A recent report reveals California’s “Death Certificate Project,” is terrorizing doctors into under‐prescribing or even abruptly terminating medication for acute and chronic pain patients. The project investigates doctors who have treated patients identified as overdoses on death certificates and considers rescinding their licenses or charging them with homicide.
It is scandalous that we doctors and our patients are the latest victims of America’s war on drugs, while deaths from nonmedical use of licit and illicit drugs continue their exponential and perpetual climb—with no end in sight. It is time to change the prevailing approach to the crisis. The goal should shift from reducing production and prescription of painkillers to reducing death and harm.
Harm reduction strategies begin with the realistic, nonjudgmental premise that there has never been and will never be a drug‐free society. Akin to my profession’s credo—“First, do no harm”—harm reduction seeks to mitigate the harms caused by black market drugs, fueled by drug prohibition. Instead it aims at reducing the spread of disease and death from drug use.
The U.S Centers for Disease Control and Prevention recently released the latest results of the current strategy: opioid‐related overdose deaths in 2017 continued their steady climb, increasing 13 percent over 2016 totals. This happened despite the fact that per capita high‐dose opioid prescriptions fell 58 percent from 2008 to 2017, while the number of all opioids dispensed fell 29 percent from 2010 to 2017.
The focus on prescription opioids has only served to change the make‐up of the overdose numbers. In 2017, fentanyl or heroin accounted for 75 percent of opioid‐related overdose deaths and, according to CDC data, 68 percent of deaths from prescription opioids involved heroin, fentanyl, cocaine, barbiturates, benzodiazepines, or ethanol. More people take increasingly greater risks with nonmedical drug use. Some might even be self‐medicating to deal with stress or despair.

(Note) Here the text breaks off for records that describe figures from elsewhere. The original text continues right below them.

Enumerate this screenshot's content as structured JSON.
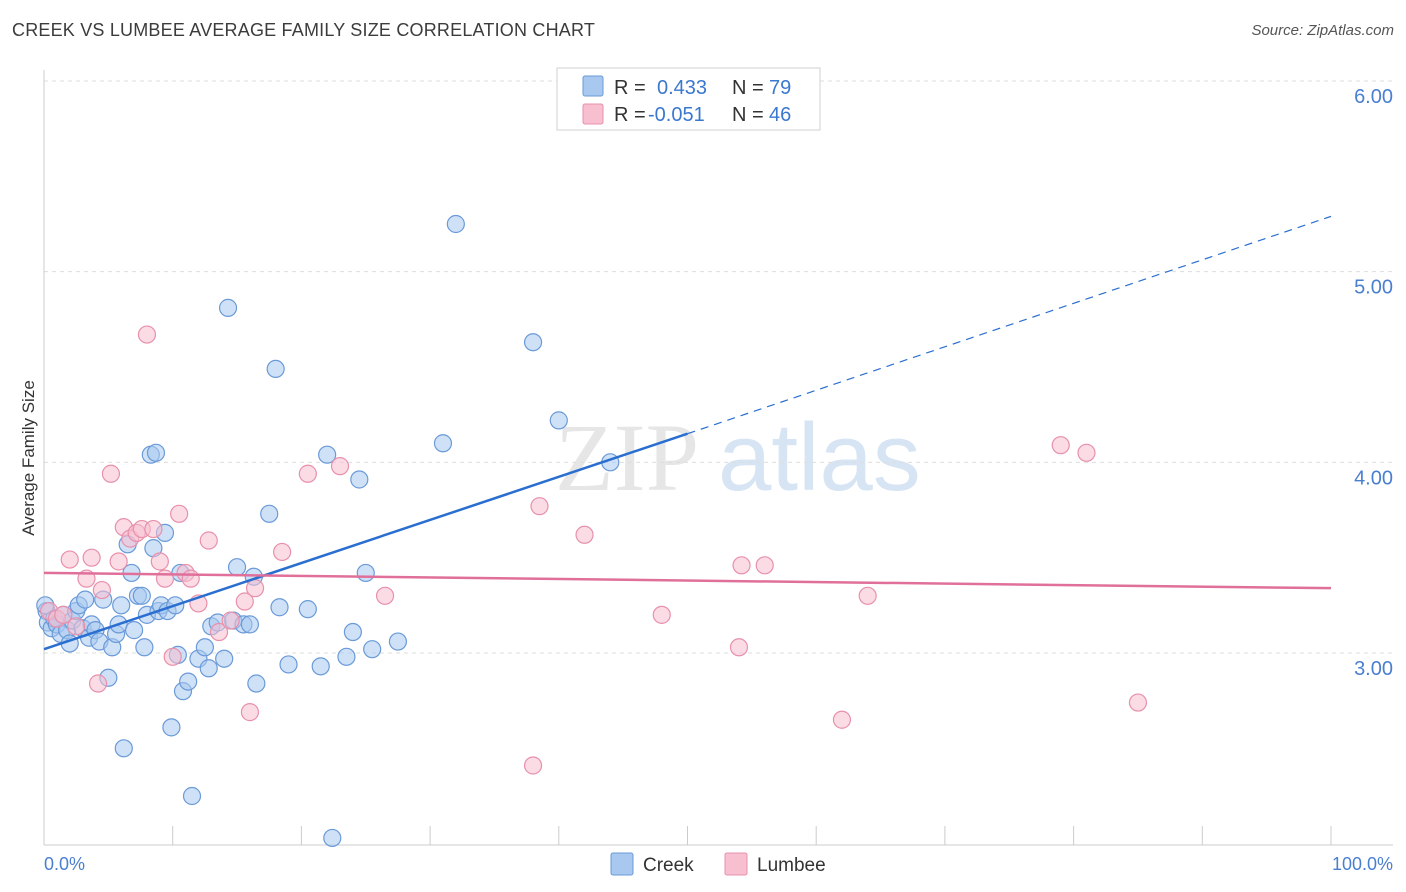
{
  "title": "CREEK VS LUMBEE AVERAGE FAMILY SIZE CORRELATION CHART",
  "source": "Source: ZipAtlas.com",
  "watermark": {
    "part1": "ZIP",
    "part2": "atlas"
  },
  "colors": {
    "creek_fill": "#a8c8f0",
    "creek_stroke": "#6a9ad8",
    "creek_line": "#2a6fd0",
    "lumbee_fill": "#f7bfd0",
    "lumbee_stroke": "#e890ac",
    "lumbee_line": "#e0709a",
    "accent_text": "#4a7fd0",
    "grid": "#dddddd"
  },
  "chart_data": {
    "type": "scatter",
    "title": "CREEK VS LUMBEE AVERAGE FAMILY SIZE CORRELATION CHART",
    "xlabel": "",
    "ylabel": "Average Family Size",
    "xlim": [
      0,
      100
    ],
    "ylim": [
      2.0,
      6.1
    ],
    "x_tick_labels": {
      "min": "0.0%",
      "max": "100.0%"
    },
    "y_ticks": [
      3.0,
      4.0,
      5.0,
      6.0
    ],
    "y_tick_labels": [
      "3.00",
      "4.00",
      "5.00",
      "6.00"
    ],
    "legend": {
      "position": "top-center",
      "rows": [
        {
          "r_label": "R =",
          "r_value": "0.433",
          "n_label": "N =",
          "n_value": "79"
        },
        {
          "r_label": "R =",
          "r_value": "-0.051",
          "n_label": "N =",
          "n_value": "46"
        }
      ]
    },
    "bottom_legend": [
      "Creek",
      "Lumbee"
    ],
    "series": [
      {
        "name": "Creek",
        "trend": {
          "x0": 0,
          "y0": 3.02,
          "x1": 50,
          "y1": 4.15,
          "dashed_to_x": 100,
          "dashed_to_y": 5.29
        },
        "points": [
          [
            0.2,
            3.22
          ],
          [
            0.3,
            3.16
          ],
          [
            0.6,
            3.13
          ],
          [
            0.8,
            3.18
          ],
          [
            1.0,
            3.15
          ],
          [
            1.3,
            3.1
          ],
          [
            1.5,
            3.2
          ],
          [
            1.8,
            3.12
          ],
          [
            2.0,
            3.05
          ],
          [
            2.2,
            3.17
          ],
          [
            2.5,
            3.22
          ],
          [
            2.7,
            3.25
          ],
          [
            3.0,
            3.13
          ],
          [
            3.2,
            3.28
          ],
          [
            3.5,
            3.08
          ],
          [
            3.7,
            3.15
          ],
          [
            4.0,
            3.12
          ],
          [
            4.3,
            3.06
          ],
          [
            4.6,
            3.28
          ],
          [
            5.0,
            2.87
          ],
          [
            5.3,
            3.03
          ],
          [
            5.6,
            3.1
          ],
          [
            5.8,
            3.15
          ],
          [
            6.0,
            3.25
          ],
          [
            6.2,
            2.5
          ],
          [
            6.5,
            3.57
          ],
          [
            6.8,
            3.42
          ],
          [
            7.0,
            3.12
          ],
          [
            7.3,
            3.3
          ],
          [
            7.6,
            3.3
          ],
          [
            7.8,
            3.03
          ],
          [
            8.0,
            3.2
          ],
          [
            8.3,
            4.04
          ],
          [
            8.5,
            3.55
          ],
          [
            8.7,
            4.05
          ],
          [
            8.9,
            3.22
          ],
          [
            9.1,
            3.25
          ],
          [
            9.4,
            3.63
          ],
          [
            9.6,
            3.22
          ],
          [
            9.9,
            2.61
          ],
          [
            10.2,
            3.25
          ],
          [
            10.4,
            2.99
          ],
          [
            10.6,
            3.42
          ],
          [
            10.8,
            2.8
          ],
          [
            11.2,
            2.85
          ],
          [
            11.5,
            2.25
          ],
          [
            12.0,
            2.97
          ],
          [
            12.5,
            3.03
          ],
          [
            12.8,
            2.92
          ],
          [
            13.0,
            3.14
          ],
          [
            13.5,
            3.16
          ],
          [
            14.0,
            2.97
          ],
          [
            14.3,
            4.81
          ],
          [
            14.7,
            3.17
          ],
          [
            15.0,
            3.45
          ],
          [
            15.5,
            3.15
          ],
          [
            16.0,
            3.15
          ],
          [
            16.3,
            3.4
          ],
          [
            16.5,
            2.84
          ],
          [
            17.5,
            3.73
          ],
          [
            18.0,
            4.49
          ],
          [
            18.3,
            3.24
          ],
          [
            19.0,
            2.94
          ],
          [
            20.5,
            3.23
          ],
          [
            21.5,
            2.93
          ],
          [
            22.0,
            4.04
          ],
          [
            22.4,
            2.03
          ],
          [
            23.5,
            2.98
          ],
          [
            24.0,
            3.11
          ],
          [
            24.5,
            3.91
          ],
          [
            25.0,
            3.42
          ],
          [
            25.5,
            3.02
          ],
          [
            27.5,
            3.06
          ],
          [
            31.0,
            4.1
          ],
          [
            32.0,
            5.25
          ],
          [
            38.0,
            4.63
          ],
          [
            40.0,
            4.22
          ],
          [
            44.0,
            4.0
          ],
          [
            0.1,
            3.25
          ]
        ]
      },
      {
        "name": "Lumbee",
        "trend": {
          "x0": 0,
          "y0": 3.42,
          "x1": 100,
          "y1": 3.34
        },
        "points": [
          [
            0.4,
            3.22
          ],
          [
            1.0,
            3.18
          ],
          [
            1.5,
            3.2
          ],
          [
            2.0,
            3.49
          ],
          [
            2.5,
            3.14
          ],
          [
            3.3,
            3.39
          ],
          [
            3.7,
            3.5
          ],
          [
            4.2,
            2.84
          ],
          [
            4.5,
            3.33
          ],
          [
            5.2,
            3.94
          ],
          [
            5.8,
            3.48
          ],
          [
            6.2,
            3.66
          ],
          [
            6.7,
            3.6
          ],
          [
            7.2,
            3.63
          ],
          [
            7.6,
            3.65
          ],
          [
            8.0,
            4.67
          ],
          [
            8.5,
            3.65
          ],
          [
            9.0,
            3.48
          ],
          [
            9.4,
            3.39
          ],
          [
            10.0,
            2.98
          ],
          [
            10.5,
            3.73
          ],
          [
            11.0,
            3.42
          ],
          [
            11.4,
            3.39
          ],
          [
            12.0,
            3.26
          ],
          [
            12.8,
            3.59
          ],
          [
            13.6,
            3.11
          ],
          [
            14.5,
            3.17
          ],
          [
            15.6,
            3.27
          ],
          [
            16.0,
            2.69
          ],
          [
            16.4,
            3.34
          ],
          [
            18.5,
            3.53
          ],
          [
            20.5,
            3.94
          ],
          [
            23.0,
            3.98
          ],
          [
            26.5,
            3.3
          ],
          [
            38.0,
            2.41
          ],
          [
            38.5,
            3.77
          ],
          [
            42.0,
            3.62
          ],
          [
            48.0,
            3.2
          ],
          [
            54.0,
            3.03
          ],
          [
            54.2,
            3.46
          ],
          [
            56.0,
            3.46
          ],
          [
            62.0,
            2.65
          ],
          [
            64.0,
            3.3
          ],
          [
            79.0,
            4.09
          ],
          [
            81.0,
            4.05
          ],
          [
            85.0,
            2.74
          ]
        ]
      }
    ]
  }
}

But while the prohibition strategy has been unsuccessful, harm reduction strategies have been used in much of the developed world, and to a very small degree in the U.S, for over forty years. A deep dive into the data from decades of experience with harm reduction shows a range of methods that are successful in reducing overdose deaths, the spread of infectious diseases, and, in many cases, the nonmedical use of dangerous drugs.
Medication‐assisted treatment is one harm reduction technique in use since the 1960s. This employs a medical replacement for the opioid on which a patient has become dependent, allowing that person to avoid the nightmare of withdrawal—often the chief reason they continue using the drug—without experiencing the fogginess or “high” they get from injecting. The first drug used for this was the synthetic opioid methadone. In recent years, buprenorphine combined with the overdose antidote naloxone (brand name Suboxone) has also proven effective. Research shows more than 50 percent of people with substance abuse disorder have psychiatric co‐morbidities. MAT lets people escape harmful street use, think more clearly, stabilize their lives, and work with therapists while gradually weaning off the substitute. A comprehensive 2017 study found methadone treatment associated with a 69 percent reduction in all‐cause mortality, while buprenorphine treatment led to a 55 percent drop. For those who fail, heroin‐assisted treatment has found a fair amount of success in Switzerland (since 1994), Germany, the UK, Netherlands, and Canada, as noted in a 2018 RAND study.
“Safe Syringe Programs,” endorsed by the CDC, reduce the spread of HIV, hepatitis, and other infectious diseases. One form, needle‐exchange, has existed in the U.S since 1988, and has reduced the spread of HIV by up to 58 percent. Unfortunately, in about half the states anti‐paraphernalia laws stand in the way. Supervised Injection Facilities, also called “safe consumption sites,” ensure needles don’t subsequently get shared or sold because they are used under supervision and returned after use. Staff are close by with the overdose antidote naloxone at the ready if needed, and nudge users into rehab programs. The Lancet reported a 35 percent drop in overdoses resulting from the safe injection site in Vancouver, British Columbia. Over a hundred safe consumption sites exist throughout Europe, Canada, and Australia. Unfortunately, federal drug laws block them in the U.S.
Naloxone is still not accessible enough to opioid users. The overdose antidote is bought off the shelf in Australia and Italy. Unfortunately, it is still a prescription‐only drug in the U.S, despite suggestions from the Food and Drug Administration that it should be reclassified.
Most developed countries recognize the value of harm reduction and make it central to drug policy. Portugal had one of the highest overdose rates in Europe in 2001 when it decriminalized nonmedical drug use and focused nearly exclusively on harm reduction. Now it has the lowest overdose rate in Europe and saw a 75 reduction in heroin use and a 95 percent drop in HIV infections since the policy change.
Critics like Grayson County, KY Sheriff Norman Chaffin dismiss harm reduction as “offering a drunk the keys to his car.” As the decades pass and the deaths mount, it is time to view harm reduction as a way to help the driver get home safely.